Focused their research on first year students, first semester.
“How do new students engage with the learning process outside the classroom?” Where do they prefer to work
who do they interect with
what technologies do they use
what do they think will be expected of them when they come into higher ed
what skills do they think they need to work on?
IDEA: compare their data to US data
How they did it: harge mandatory module; questionnaire once they received the assignment; focus groups; another questionnaie after the assignment to look at actual practices; more focus groups; faculty interview (compare faculty expectations with students’)
Findings on WHERE: home and “learning center”; they indicated that they wanted fewer distractions. Wanted more quiet. What we might think they want in more general activities might not be so in their learning spaces.
Findings on WHO: suspicious of group work. Again, assumption that because they like being social, it does not mean that they like learning in groups.
Findings on SKILLS that students bring with them:
They are good at some things but not at all. They recognize that they don’t have good researching skills.
Expectations before they did their assignments:
Student concerns on Essay Writing, Time Management, Referencing, Faculty Standards. Difference among the two student groups (Sport students v. Psychology students).
What skills do you think this assignment has asked you to use or develop?
Was this a multiple choice or did we ask students to think about it and describe it on their own?
Students were quite wary of Wikipedia. Knew how to use it appropriately.
They want their own computers.
Real concerns over time management: leaving it to the last minute. They ALL said they would start earlier on next time.

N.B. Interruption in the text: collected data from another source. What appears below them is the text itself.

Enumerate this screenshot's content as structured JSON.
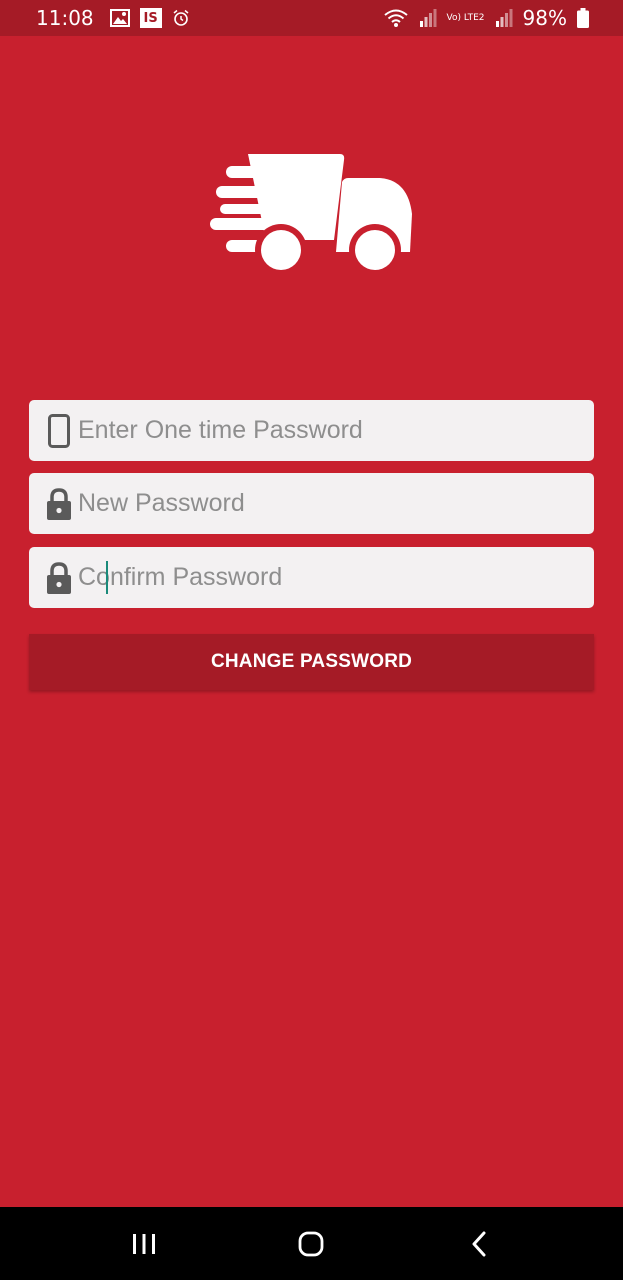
{
  "status_bar": {
    "time": "11:08",
    "carrier_badge": "IS",
    "network_label": "Vo) LTE2",
    "battery": "98%"
  },
  "logo": {
    "icon": "delivery-truck-icon"
  },
  "form": {
    "otp": {
      "placeholder": "Enter One time Password",
      "value": "",
      "icon": "phone-icon"
    },
    "new_password": {
      "placeholder": "New Password",
      "value": "",
      "icon": "lock-icon"
    },
    "confirm_password": {
      "placeholder": "Confirm Password",
      "value": "",
      "icon": "lock-icon"
    },
    "submit_label": "CHANGE PASSWORD"
  },
  "colors": {
    "background": "#c8202e",
    "status_bar": "#a51b26",
    "button": "#a51b26",
    "field": "#f3f1f2",
    "caret": "#1a8a7a"
  },
  "nav_bar": {
    "icons": [
      "recent-apps-icon",
      "home-icon",
      "back-icon"
    ]
  }
}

Students do rely heavily on different types of university resources: digital and physical, quiet and group.
Heavy concerns over summative assessment in group work. All group members’ contributions should be assessed and held accountable.
Information services should include a range of support activities: time management, referencing, etc.
Who do you go to for support? Drawing on the LIM idea. And finding out where we can be offering additional support. They don’t know who else is available. They only think faculty.
A lot of questions here. A lot of assumptions challenged, particularly about group work. How they think about group work v. their actual experience. Faculty dealing with group work more effectively. Peer assessment.